LinkedIn Opts for Readership While Periscope Goes for the Money | Social You Should Know


LinkedIn makes more UX changes by launching curated stories, Twitter gives Periscope additional monetization with pre-roll ads, and Instagram takes a new stand on fighting NSFW images in this week’s edition of Social You Should Know.

LinkedIn Launches Trending Storylines

Since Microsoft’s acquisition of the channel, LinkedIn has been making several changes to their paid content offerings, channel layout, and mobile user experience. This week they’ve released a curated content platform very similar to that of a Twitter Moment or Snapchat Discover. The Trending Storylines platform is displayed prominently as a new navigation option in the mobile app and shows users top stories as determined by their interests and contacts. Clicking on a trending storyline will show you articles being shared about that topic, as well as other users’ opinions on the topic, LinkedIn Influencers on that topic, and similar stories to follow. For a network that traditionally reported low channel engagement, this could be a game-changer for brands if users begin following this newly-available rabbit-hole of content.

Periscope Gains Pre-Roll Ads

We told you last week that Twitter is investing once again in the live-streaming network of Periscope. While last week they announced they’d make it easier for brands to add livestreams by opening up their API for broadcast, they’ve also decided to monetize those potential feeds. During an in-person announcement of the feature to several publishers, they even decided to stick it to YouTube a little by reiterating that these pre-roll ads will be “highly-controlled”. While they are available immediately to select partners, you’ll begin seeing pre-roll ads roll out more broadly in the next few months.

Instagram Takes Control of “Sensitive Content”

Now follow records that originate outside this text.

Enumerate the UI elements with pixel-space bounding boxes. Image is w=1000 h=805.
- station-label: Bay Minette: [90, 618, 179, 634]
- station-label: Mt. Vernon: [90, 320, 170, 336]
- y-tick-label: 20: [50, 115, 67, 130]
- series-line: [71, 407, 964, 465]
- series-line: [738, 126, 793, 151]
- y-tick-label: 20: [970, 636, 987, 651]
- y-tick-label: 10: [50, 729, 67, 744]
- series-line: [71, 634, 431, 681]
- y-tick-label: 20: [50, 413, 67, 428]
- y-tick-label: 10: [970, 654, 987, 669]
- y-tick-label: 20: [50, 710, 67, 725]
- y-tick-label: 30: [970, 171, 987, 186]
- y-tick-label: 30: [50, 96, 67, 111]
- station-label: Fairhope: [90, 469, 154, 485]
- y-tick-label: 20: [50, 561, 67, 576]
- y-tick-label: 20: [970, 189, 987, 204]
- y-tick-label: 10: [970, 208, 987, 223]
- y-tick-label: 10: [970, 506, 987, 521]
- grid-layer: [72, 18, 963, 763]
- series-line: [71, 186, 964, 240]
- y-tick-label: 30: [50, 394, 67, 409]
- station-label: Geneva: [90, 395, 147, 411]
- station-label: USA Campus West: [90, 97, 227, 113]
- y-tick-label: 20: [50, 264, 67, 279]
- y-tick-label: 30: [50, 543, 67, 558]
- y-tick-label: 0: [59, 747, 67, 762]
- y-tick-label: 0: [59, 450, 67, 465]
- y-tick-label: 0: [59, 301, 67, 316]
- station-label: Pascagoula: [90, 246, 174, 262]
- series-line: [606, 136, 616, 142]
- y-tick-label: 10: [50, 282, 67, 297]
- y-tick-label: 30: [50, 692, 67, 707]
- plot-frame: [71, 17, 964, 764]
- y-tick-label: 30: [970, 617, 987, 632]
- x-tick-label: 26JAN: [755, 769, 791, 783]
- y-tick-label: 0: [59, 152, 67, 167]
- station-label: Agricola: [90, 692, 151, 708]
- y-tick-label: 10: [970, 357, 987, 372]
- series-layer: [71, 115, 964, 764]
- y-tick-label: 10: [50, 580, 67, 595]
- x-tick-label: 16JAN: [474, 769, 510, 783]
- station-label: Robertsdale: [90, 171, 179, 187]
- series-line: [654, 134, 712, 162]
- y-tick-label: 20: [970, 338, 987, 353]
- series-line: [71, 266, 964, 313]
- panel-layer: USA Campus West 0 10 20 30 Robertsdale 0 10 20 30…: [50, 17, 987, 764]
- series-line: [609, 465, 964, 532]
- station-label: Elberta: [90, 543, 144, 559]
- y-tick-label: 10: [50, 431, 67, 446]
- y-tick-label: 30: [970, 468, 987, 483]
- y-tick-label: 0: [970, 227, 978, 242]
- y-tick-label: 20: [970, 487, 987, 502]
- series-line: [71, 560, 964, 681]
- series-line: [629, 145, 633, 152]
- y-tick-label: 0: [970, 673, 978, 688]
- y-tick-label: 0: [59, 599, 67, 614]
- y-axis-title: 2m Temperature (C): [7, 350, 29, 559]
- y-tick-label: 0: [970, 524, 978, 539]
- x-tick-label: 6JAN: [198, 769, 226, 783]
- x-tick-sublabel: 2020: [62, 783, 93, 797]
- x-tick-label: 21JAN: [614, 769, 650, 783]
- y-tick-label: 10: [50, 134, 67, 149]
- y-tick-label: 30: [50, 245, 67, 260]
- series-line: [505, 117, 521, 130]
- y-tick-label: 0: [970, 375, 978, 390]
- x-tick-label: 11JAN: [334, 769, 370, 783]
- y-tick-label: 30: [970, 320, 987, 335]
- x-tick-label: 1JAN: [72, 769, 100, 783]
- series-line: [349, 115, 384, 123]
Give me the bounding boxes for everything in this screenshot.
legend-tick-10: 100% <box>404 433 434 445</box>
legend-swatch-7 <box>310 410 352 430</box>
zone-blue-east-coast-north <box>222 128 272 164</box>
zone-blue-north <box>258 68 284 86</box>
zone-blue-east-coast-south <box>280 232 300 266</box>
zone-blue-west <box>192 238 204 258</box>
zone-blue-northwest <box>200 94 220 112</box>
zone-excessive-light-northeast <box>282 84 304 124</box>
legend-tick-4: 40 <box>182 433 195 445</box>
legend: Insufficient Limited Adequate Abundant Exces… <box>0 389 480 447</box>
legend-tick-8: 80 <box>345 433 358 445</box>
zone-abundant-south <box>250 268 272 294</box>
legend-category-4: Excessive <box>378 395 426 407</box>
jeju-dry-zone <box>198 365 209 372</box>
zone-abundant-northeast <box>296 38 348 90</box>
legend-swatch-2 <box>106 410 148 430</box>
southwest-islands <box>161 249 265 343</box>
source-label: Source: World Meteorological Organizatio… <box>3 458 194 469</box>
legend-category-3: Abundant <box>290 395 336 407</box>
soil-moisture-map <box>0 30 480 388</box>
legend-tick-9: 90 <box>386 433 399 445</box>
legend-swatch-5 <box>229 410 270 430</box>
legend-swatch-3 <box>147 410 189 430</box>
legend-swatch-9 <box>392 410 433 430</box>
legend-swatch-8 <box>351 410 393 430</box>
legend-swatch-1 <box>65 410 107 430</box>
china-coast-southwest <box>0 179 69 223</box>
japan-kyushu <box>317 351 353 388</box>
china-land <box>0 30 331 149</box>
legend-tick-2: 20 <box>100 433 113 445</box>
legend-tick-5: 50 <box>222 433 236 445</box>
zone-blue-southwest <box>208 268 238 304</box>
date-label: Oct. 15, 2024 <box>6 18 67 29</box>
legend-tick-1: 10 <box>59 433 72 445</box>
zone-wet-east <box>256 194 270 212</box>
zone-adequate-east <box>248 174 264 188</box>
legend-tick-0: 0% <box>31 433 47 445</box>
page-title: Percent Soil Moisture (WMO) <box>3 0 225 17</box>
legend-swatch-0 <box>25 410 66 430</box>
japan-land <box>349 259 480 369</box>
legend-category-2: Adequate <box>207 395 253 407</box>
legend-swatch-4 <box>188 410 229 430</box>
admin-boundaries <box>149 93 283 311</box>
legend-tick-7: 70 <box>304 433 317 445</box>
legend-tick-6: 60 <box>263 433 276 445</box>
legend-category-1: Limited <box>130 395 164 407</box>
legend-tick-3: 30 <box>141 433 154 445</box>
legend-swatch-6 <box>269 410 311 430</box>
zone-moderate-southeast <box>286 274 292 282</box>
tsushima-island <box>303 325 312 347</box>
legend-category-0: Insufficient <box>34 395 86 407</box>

Instagram’s “policies” on nudity and sensitive content have long been debated and critiqued. There are entire Instagram communities (ironically, link may not be suitable for work) built on criticizing their removal of accounts who share content that could be seen as NSFW, while inexplicably leaving up other content that is definitely NSFW. In an apparent move forward, they’re adopting Facebook’s method of gating potentially inappropriate content with a “Sensitive Content” overlay. This puts the onus on users who may then click to see the photo, or just continue scrolling if they choose. While there are few implications for brands, I think this signifies an even stronger functional connection between some of the positive features of Facebook moving into their increasingly important Instagram network. Let’s just hope they don’t bring some of our least favorite features [cough…fan reach…cough]. They also released some additional security features, such as two-factor authentication, that may keep brand pages safe from hackers.